Het hele debat geeft ten slotte de indruk dat het ontwerp specifiek tegen het Vlaams Belang is gericht. De tekst geldt echter voor alle partijen, ook voor de Franstalige, die op dezelfde manier zouden tewerk gaan. Het gaat geenszins om een instrument tegen een Vlaamse partij, er is geen taalkundige of communautaire inzet. Het mechanisme, waarvan het beginsel overigens sinds lang is aangenomen, is ontworpen om in te gaan tegen partijen die argumenten aanvoeren om bepaalde groepen in de samenleving te stigmatiseren, ongeacht de herkomst van die partijen.

De heer Van Hauthem stelt vast dat de minister van Binnenlandse Zaken weigert in te gaan op het argument dat tal van stellingen die door het Vlaams Belang worden verdedigd maar door andere partijen worden verketterd, in het buitenland reeds regeringsbeleid zijn geworden.

Het verzet van het Vlaams Belang tegen dit wetsontwerp is ingegeven door twee overwegingen. In de eerste plaats is het overduidelijk dat dit ontwerp het Vlaams Belang viseert. Ten tweede staat dit ontwerp niet op zich. Het is een nieuwe stap in de jacht die sinds vijftien jaar niet alleen met politieke, maar nu ook met juridische en financiële middelen, op het Vlaams Belang wordt gemaakt.

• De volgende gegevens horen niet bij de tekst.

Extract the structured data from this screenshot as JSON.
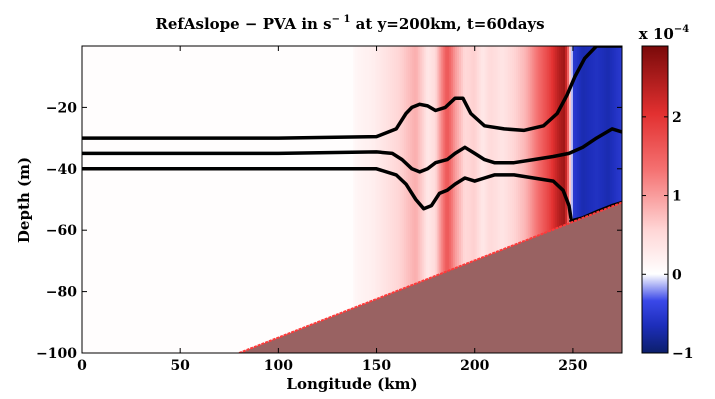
{
  "chart_data": {
    "type": "heatmap",
    "title_main": "RefAslope − PVA in s",
    "title_exp": "− 1",
    "title_tail": " at y=200km, t=60days",
    "xlabel": "Longitude (km)",
    "ylabel": "Depth (m)",
    "xlim": [
      0,
      275
    ],
    "ylim": [
      -100,
      0
    ],
    "x_ticks": [
      0,
      50,
      100,
      150,
      200,
      250
    ],
    "y_ticks": [
      -100,
      -80,
      -60,
      -40,
      -20
    ],
    "colorbar": {
      "multiplier_base": "x 10",
      "multiplier_exp": "−4",
      "range": [
        -1,
        2.9
      ],
      "ticks": [
        -1,
        0,
        1,
        2
      ],
      "colors": {
        "min": "#0c1f6b",
        "blue": "#2f3bdc",
        "white": "#ffffff",
        "red": "#e23030",
        "max": "#7a0a0a"
      }
    },
    "pva_profile": {
      "x": [
        0,
        138,
        139,
        148,
        156,
        163,
        170,
        174,
        176,
        180,
        183,
        186,
        190,
        195,
        200,
        204,
        208,
        214,
        220,
        226,
        232,
        238,
        243,
        246,
        250,
        255,
        262,
        268,
        275
      ],
      "v": [
        0.03,
        0.03,
        0.12,
        0.22,
        0.4,
        0.6,
        0.85,
        0.55,
        0.3,
        0.5,
        1.1,
        1.6,
        1.0,
        0.5,
        0.6,
        0.3,
        0.5,
        0.35,
        0.55,
        0.8,
        1.3,
        1.8,
        2.4,
        2.6,
        -0.5,
        -0.7,
        -0.6,
        -0.7,
        -0.5
      ]
    },
    "isolines": [
      {
        "x": [
          0,
          100,
          150,
          160,
          165,
          168,
          172,
          176,
          180,
          185,
          190,
          194,
          198,
          205,
          215,
          225,
          235,
          242,
          247,
          251,
          256,
          262,
          268,
          275
        ],
        "y": [
          -30,
          -30,
          -29.5,
          -27,
          -22,
          -20,
          -19,
          -19.5,
          -21,
          -20,
          -17,
          -17,
          -22,
          -26,
          -27,
          -27.5,
          -26,
          -22,
          -16,
          -10,
          -4,
          0,
          0,
          0
        ]
      },
      {
        "x": [
          0,
          100,
          150,
          158,
          163,
          168,
          172,
          176,
          180,
          186,
          190,
          195,
          200,
          205,
          210,
          220,
          230,
          240,
          248,
          255,
          262,
          270,
          275
        ],
        "y": [
          -35,
          -35,
          -34.5,
          -35,
          -37,
          -40,
          -41,
          -40,
          -38,
          -37,
          -35,
          -33,
          -35,
          -37,
          -38,
          -38,
          -37,
          -36,
          -35,
          -33,
          -30,
          -27,
          -28
        ]
      },
      {
        "x": [
          0,
          100,
          150,
          160,
          165,
          170,
          174,
          178,
          182,
          186,
          190,
          195,
          200,
          205,
          210,
          220,
          230,
          240,
          245,
          248,
          249
        ],
        "y": [
          -40,
          -40,
          -40,
          -42,
          -45,
          -50,
          -53,
          -52,
          -48,
          -47,
          -45,
          -43,
          -44,
          -43,
          -42,
          -42,
          -43,
          -44,
          -47,
          -52,
          -56
        ]
      },
      {
        "x": [
          249,
          255,
          262,
          270,
          275
        ],
        "y": [
          -57,
          -56,
          -54,
          -52,
          -51
        ]
      }
    ],
    "topography": {
      "x": [
        80,
        275
      ],
      "y": [
        -100,
        -51
      ],
      "fill": "#996262",
      "edge": "#ff3a3a"
    }
  }
}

Daarbij valt op hoezeer politieke tegenstanders van het Vlaams Belang een bocht hebben genomen. Zo verklaarde de minister vroeger dat het Vlaams Blok in de politieke arena moest worden bestreden. Nu verdedigt hij de stelling dat ook de juridische, inzonderheid de gerechtelijke, weg moet worden bewandeld. Dat leidt tot een juridisering van het politieke debat, dat voor rechtscolleges zal worden uitgevochten. Daartoe werd in een recent verleden de Grondwet en verschillende wetten gewijzigd. Deze strategie roept heel wat bezwaren op, onder meer in de gerechtelijke wereld waaraan een politieke rol werd toebedeeld.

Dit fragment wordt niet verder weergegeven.